Visiblement, vous croyez toujours au programme d’actions du gouvernement (Pag)…
J’y crois toujours. Au départ, le Pag était une fiction pour la plupart des Béninois. Pas pour moi, puisque j’ai soutenu l’homme avant qu’il ne vienne exposer sur le Pag. Les chiffres à mobiliser à cet effet donnaient le vertige. Je pense que le temps a été sous-estimé car il pensait mobiliser les fonds en un an et demi au plus. Mais cela a mis plus de temps. Donc, le Pag a réellement commencé au premier trimestre 2019. Néanmoins, tout est sur la bonne voie à présent. Il faut reconnaître que nous avons un Pag ultramoderne. C’est quelque chose qu’aucun chef d’Etat ne nous a jamais proposé. Aujourd’hui, les départements sont tous en chantier. Nous savons tous qu’il n’y a pas de développement sans route. Il m’est déjà arrivé ici dans le deuxième arrondissement de Cotonou à Gankpodo de me rendre d’un point à l’autre en empruntant une pirogue parce que les voies ne sont pas praticables. Je suis si heureux de voir en si peu de temps le taux de réalisation des travaux de l’asphaltage.
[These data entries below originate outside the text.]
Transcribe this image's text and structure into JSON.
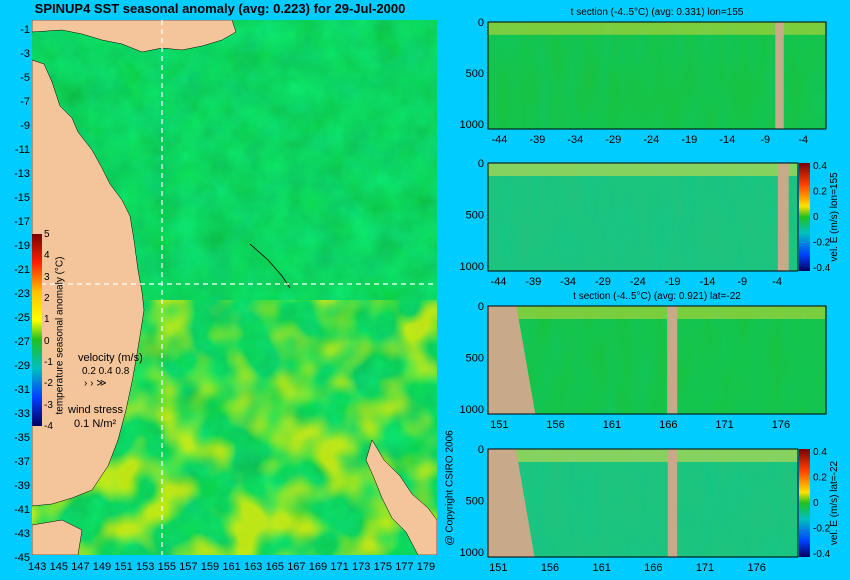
{
  "title": "SPINUP4 SST seasonal anomaly (avg: 0.223) for 29-Jul-2000",
  "copyright": "@ Copyright CSIRO 2006",
  "map": {
    "lat_labels": [
      "-1",
      "-3",
      "-5",
      "-7",
      "-9",
      "-11",
      "-13",
      "-15",
      "-17",
      "-19",
      "-21",
      "-23",
      "-25",
      "-27",
      "-29",
      "-31",
      "-33",
      "-35",
      "-37",
      "-39",
      "-41",
      "-43",
      "-45"
    ],
    "lon_labels": [
      "143",
      "145",
      "147",
      "149",
      "151",
      "153",
      "155",
      "157",
      "159",
      "161",
      "163",
      "165",
      "167",
      "169",
      "171",
      "173",
      "175",
      "177",
      "179"
    ],
    "colorbar_ticks": [
      "5",
      "4",
      "3",
      "2",
      "1",
      "0",
      "-1",
      "-2",
      "-3",
      "-4"
    ],
    "colorbar_label": "temperature seasonal anomaly (°C)",
    "velocity_label": "velocity (m/s)",
    "velocity_scale": "0.2 0.4 0.8",
    "wind_label": "wind stress",
    "wind_scale": "0.1 N/m²"
  },
  "panels": [
    {
      "title": "t section (-4..5°C) (avg: 0.331) lon=155",
      "x_ticks": [
        "-44",
        "-39",
        "-34",
        "-29",
        "-24",
        "-19",
        "-14",
        "-9",
        "-4"
      ],
      "y_ticks": [
        "0",
        "500",
        "1000"
      ]
    },
    {
      "title": "",
      "x_ticks": [
        "-44",
        "-39",
        "-34",
        "-29",
        "-24",
        "-19",
        "-14",
        "-9",
        "-4"
      ],
      "y_ticks": [
        "0",
        "500",
        "1000"
      ],
      "cb_label": "vel. E (m/s) lon=155",
      "cb_ticks": [
        "0.4",
        "0.2",
        "0",
        "-0.2",
        "-0.4"
      ]
    },
    {
      "title": "t section (-4..5°C) (avg: 0.921) lat=-22",
      "x_ticks": [
        "151",
        "156",
        "161",
        "166",
        "171",
        "176"
      ],
      "y_ticks": [
        "0",
        "500",
        "1000"
      ]
    },
    {
      "title": "",
      "x_ticks": [
        "151",
        "156",
        "161",
        "166",
        "171",
        "176"
      ],
      "y_ticks": [
        "0",
        "500",
        "1000"
      ],
      "cb_label": "vel. E (m/s) lat=-22",
      "cb_ticks": [
        "0.4",
        "0.2",
        "0",
        "-0.2",
        "-0.4"
      ]
    }
  ],
  "chart_data": [
    {
      "type": "heatmap",
      "title": "SPINUP4 SST seasonal anomaly (avg: 0.223) for 29-Jul-2000",
      "xlabel": "",
      "ylabel": "",
      "xlim": [
        143,
        180
      ],
      "ylim": [
        -45,
        0
      ],
      "colorbar_range": [
        -4,
        5
      ],
      "colorbar_label": "temperature seasonal anomaly (°C)"
    },
    {
      "type": "heatmap",
      "title": "t section (-4..5°C) (avg: 0.331) lon=155",
      "xlim": [
        -45,
        -1
      ],
      "ylim": [
        1050,
        0
      ],
      "x_ticks": [
        -44,
        -39,
        -34,
        -29,
        -24,
        -19,
        -14,
        -9,
        -4
      ],
      "y_ticks": [
        0,
        500,
        1000
      ]
    },
    {
      "type": "heatmap",
      "title": "",
      "xlim": [
        -45,
        -1
      ],
      "ylim": [
        1050,
        0
      ],
      "colorbar_range": [
        -0.4,
        0.4
      ],
      "colorbar_label": "vel. E (m/s) lon=155"
    },
    {
      "type": "heatmap",
      "title": "t section (-4..5°C) (avg: 0.921) lat=-22",
      "xlim": [
        150,
        180
      ],
      "ylim": [
        1050,
        0
      ],
      "x_ticks": [
        151,
        156,
        161,
        166,
        171,
        176
      ],
      "y_ticks": [
        0,
        500,
        1000
      ]
    },
    {
      "type": "heatmap",
      "title": "",
      "xlim": [
        150,
        180
      ],
      "ylim": [
        1050,
        0
      ],
      "colorbar_range": [
        -0.4,
        0.4
      ],
      "colorbar_label": "vel. E (m/s) lat=-22"
    }
  ]
}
En 2021, le peuple va le juger par rapport à ses réalisations. Savez-vous que grâce à ce gouvernement, le problème de la fourniture de l’eau sera définitivement réglé ? Il en est de même du délestage qui sera du passé grâce à Maria Gléta 2 et le gouvernement va s’atteler à régler d’autres problèmes.
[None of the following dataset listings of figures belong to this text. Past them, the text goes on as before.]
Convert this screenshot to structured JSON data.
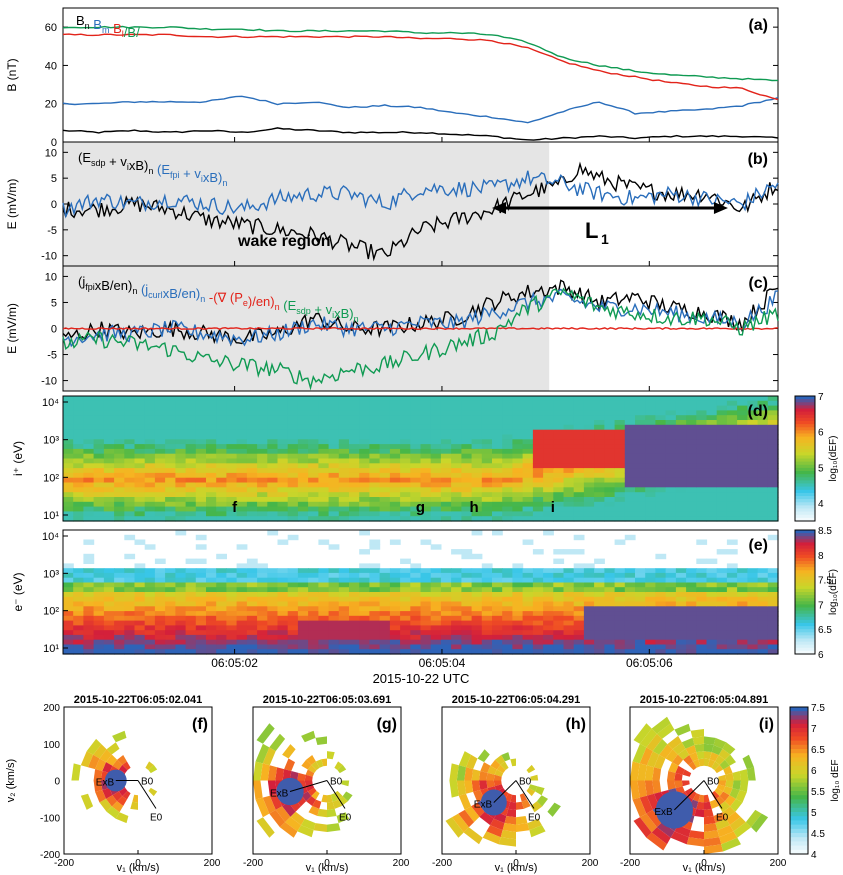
{
  "figure": {
    "date_label": "2015-10-22 UTC",
    "time_ticks": [
      "06:05:02",
      "06:05:04",
      "06:05:06"
    ],
    "colors": {
      "black": "#000000",
      "blue": "#2a6ebb",
      "red": "#e2231a",
      "green": "#0f9a52",
      "wake_shading": "#e5e5e5"
    }
  },
  "chart_data": [
    {
      "type": "line",
      "panel": "(a)",
      "ylabel": "B (nT)",
      "ylim": [
        0,
        70
      ],
      "yticks": [
        "0",
        "20",
        "40",
        "60"
      ],
      "legend": [
        {
          "text": "B",
          "sub": "n",
          "color": "#000000"
        },
        {
          "text": " B",
          "sub": "m",
          "color": "#2a6ebb"
        },
        {
          "text": " B",
          "sub": "l",
          "color": "#e2231a"
        },
        {
          "text": "/B/",
          "sub": "",
          "color": "#0f9a52"
        }
      ],
      "x": [
        0,
        0.05,
        0.1,
        0.15,
        0.2,
        0.25,
        0.3,
        0.35,
        0.4,
        0.45,
        0.5,
        0.55,
        0.6,
        0.65,
        0.7,
        0.75,
        0.8,
        0.85,
        0.9,
        0.95,
        1.0
      ],
      "series": [
        {
          "name": "B_n",
          "color": "#000000",
          "values": [
            6,
            5,
            6,
            5,
            6,
            5,
            7,
            6,
            5,
            5,
            5,
            4,
            3,
            1,
            2,
            3,
            2,
            3,
            3,
            3,
            2
          ]
        },
        {
          "name": "B_m",
          "color": "#2a6ebb",
          "values": [
            20,
            20,
            21,
            21,
            21,
            24,
            20,
            21,
            18,
            19,
            18,
            15,
            13,
            10,
            16,
            21,
            15,
            16,
            17,
            19,
            23
          ]
        },
        {
          "name": "B_l",
          "color": "#e2231a",
          "values": [
            56,
            56,
            56,
            56,
            55,
            55,
            55,
            55,
            55,
            55,
            54,
            54,
            53,
            49,
            42,
            37,
            34,
            31,
            29,
            28,
            22
          ]
        },
        {
          "name": "/B/",
          "color": "#0f9a52",
          "values": [
            60,
            60,
            60,
            60,
            59,
            59,
            58,
            58,
            58,
            58,
            57,
            57,
            56,
            52,
            44,
            40,
            37,
            35,
            34,
            33,
            32
          ]
        }
      ]
    },
    {
      "type": "line",
      "panel": "(b)",
      "ylabel": "E (mV/m)",
      "ylim": [
        -12,
        12
      ],
      "yticks": [
        "-10",
        "-5",
        "0",
        "5",
        "10"
      ],
      "wake_end": 0.68,
      "legend": [
        {
          "text": "(E",
          "sub": "sdp",
          "tail": " + v",
          "sub2": "i",
          "tail2": "xB)",
          "sub3": "n",
          "color": "#000000"
        },
        {
          "text": "(E",
          "sub": "fpi",
          "tail": " + v",
          "sub2": "i",
          "tail2": "xB)",
          "sub3": "n",
          "color": "#2a6ebb"
        }
      ],
      "annotations": {
        "wake": "wake region",
        "L": "L",
        "L_sub": "1",
        "arrow_from": 0.6,
        "arrow_to": 0.93,
        "arrow_y": 0
      },
      "x": [
        0,
        0.05,
        0.1,
        0.15,
        0.2,
        0.25,
        0.3,
        0.35,
        0.4,
        0.45,
        0.5,
        0.55,
        0.6,
        0.65,
        0.7,
        0.72,
        0.75,
        0.8,
        0.85,
        0.9,
        0.95,
        1.0
      ],
      "series": [
        {
          "name": "E_sdp + v_i x B",
          "color": "#000000",
          "values": [
            -1,
            -1,
            0,
            -1,
            -3,
            -4,
            -5,
            -6,
            -8,
            -10,
            -5,
            -3,
            -1,
            2,
            4,
            7,
            5,
            3,
            2,
            2,
            -1,
            4
          ]
        },
        {
          "name": "E_fpi + v_i x B",
          "color": "#2a6ebb",
          "values": [
            -1,
            1,
            0,
            1,
            0,
            -1,
            1,
            2,
            2,
            0,
            3,
            3,
            3,
            5,
            4,
            3,
            2,
            1,
            2,
            1,
            0,
            4
          ]
        }
      ]
    },
    {
      "type": "line",
      "panel": "(c)",
      "ylabel": "E (mV/m)",
      "ylim": [
        -12,
        12
      ],
      "yticks": [
        "-10",
        "-5",
        "0",
        "5",
        "10"
      ],
      "wake_end": 0.68,
      "legend": [
        {
          "text": "(j",
          "sub": "fpi",
          "tail": "xB/en)",
          "sub2": "n",
          "color": "#000000"
        },
        {
          "text": "(j",
          "sub": "curl",
          "tail": "xB/en)",
          "sub2": "n",
          "color": "#2a6ebb"
        },
        {
          "text": "-(∇ (P",
          "sub": "e",
          "tail": ")/en)",
          "sub2": "n",
          "color": "#e2231a"
        },
        {
          "text": "(E",
          "sub": "sdp",
          "tail": " + v",
          "sub2": "i",
          "tail2": "xB)",
          "sub3": "n",
          "color": "#0f9a52"
        }
      ],
      "x": [
        0,
        0.05,
        0.1,
        0.15,
        0.2,
        0.25,
        0.3,
        0.35,
        0.4,
        0.45,
        0.5,
        0.55,
        0.6,
        0.65,
        0.7,
        0.75,
        0.8,
        0.85,
        0.9,
        0.95,
        1.0
      ],
      "series": [
        {
          "name": "j_fpi x B / en",
          "color": "#000000",
          "values": [
            -2,
            0,
            -1,
            0,
            -1,
            -2,
            -1,
            2,
            0,
            0,
            1,
            2,
            5,
            7,
            8,
            5,
            6,
            4,
            3,
            1,
            8
          ]
        },
        {
          "name": "j_curl x B / en",
          "color": "#2a6ebb",
          "values": [
            -2,
            -1,
            -1,
            0,
            -1,
            -2,
            -1,
            1,
            0,
            0,
            1,
            1,
            3,
            5,
            6,
            4,
            4,
            3,
            2,
            1,
            6
          ]
        },
        {
          "name": "-(grad Pe)/en",
          "color": "#e2231a",
          "values": [
            0,
            0,
            0,
            0,
            0,
            0,
            0,
            0,
            0,
            0,
            0,
            0,
            0,
            0,
            0,
            0,
            0,
            0,
            0,
            0,
            0
          ]
        },
        {
          "name": "E_sdp + v_i x B",
          "color": "#0f9a52",
          "values": [
            -3,
            -2,
            -3,
            -4,
            -6,
            -7,
            -8,
            -10,
            -8,
            -7,
            -5,
            -3,
            -1,
            4,
            7,
            4,
            3,
            2,
            2,
            0,
            3
          ]
        }
      ]
    },
    {
      "type": "heatmap",
      "panel": "(d)",
      "ylabel": "i⁺ (eV)",
      "ytick_labels": [
        "10¹",
        "10²",
        "10³",
        "10⁴"
      ],
      "colorbar": {
        "label": "log₁₀(dEF)",
        "ticks": [
          "4",
          "5",
          "6",
          "7"
        ],
        "range": [
          3.5,
          7
        ]
      },
      "time_markers": [
        "f",
        "g",
        "h",
        "i"
      ],
      "time_marker_x": [
        0.24,
        0.5,
        0.575,
        0.685
      ]
    },
    {
      "type": "heatmap",
      "panel": "(e)",
      "ylabel": "e⁻ (eV)",
      "ytick_labels": [
        "10¹",
        "10²",
        "10³",
        "10⁴"
      ],
      "colorbar": {
        "label": "log₁₀(dEF)",
        "ticks": [
          "6",
          "6.5",
          "7",
          "7.5",
          "8",
          "8.5"
        ],
        "range": [
          6,
          8.5
        ]
      }
    },
    {
      "type": "heatmap",
      "panel": "(f)",
      "title": "2015-10-22T06:05:02.041",
      "xlabel": "v₁ (km/s)",
      "ylabel": "v₂ (km/s)",
      "xlim": [
        -200,
        200
      ],
      "ylim": [
        -200,
        200
      ],
      "ticks": [
        "-200",
        "0",
        "200"
      ],
      "yticks": [
        "200",
        "100",
        "0",
        "-100",
        "-200"
      ],
      "markers": [
        "ExB",
        "B0",
        "E0"
      ]
    },
    {
      "type": "heatmap",
      "panel": "(g)",
      "title": "2015-10-22T06:05:03.691",
      "xlabel": "v₁ (km/s)",
      "xlim": [
        -200,
        200
      ],
      "ylim": [
        -200,
        200
      ],
      "ticks": [
        "-200",
        "0",
        "200"
      ],
      "markers": [
        "ExB",
        "B0",
        "E0"
      ]
    },
    {
      "type": "heatmap",
      "panel": "(h)",
      "title": "2015-10-22T06:05:04.291",
      "xlabel": "v₁ (km/s)",
      "xlim": [
        -200,
        200
      ],
      "ylim": [
        -200,
        200
      ],
      "ticks": [
        "-200",
        "0",
        "200"
      ],
      "markers": [
        "ExB",
        "B0",
        "E0"
      ]
    },
    {
      "type": "heatmap",
      "panel": "(i)",
      "title": "2015-10-22T06:05:04.891",
      "xlabel": "v₁ (km/s)",
      "xlim": [
        -200,
        200
      ],
      "ylim": [
        -200,
        200
      ],
      "ticks": [
        "-200",
        "0",
        "200"
      ],
      "markers": [
        "ExB",
        "B0",
        "E0"
      ],
      "colorbar": {
        "label": "log₁₀ dEF",
        "ticks": [
          "4",
          "4.5",
          "5",
          "5.5",
          "6",
          "6.5",
          "7",
          "7.5"
        ],
        "range": [
          4,
          7.5
        ]
      }
    }
  ]
}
Un mot sur le dernier remaniement ministériel…
Plusieurs ministres de notre parti ont fait leur entrée au gouvernement. Je leur souhaite plein succès dans leurs nouvelles missions et je suis convaincu qu’avec leurs autres collègues, ils vont mouiller le maillot pour qu’à la fin le chef de l’Etat présente un excellent bilan.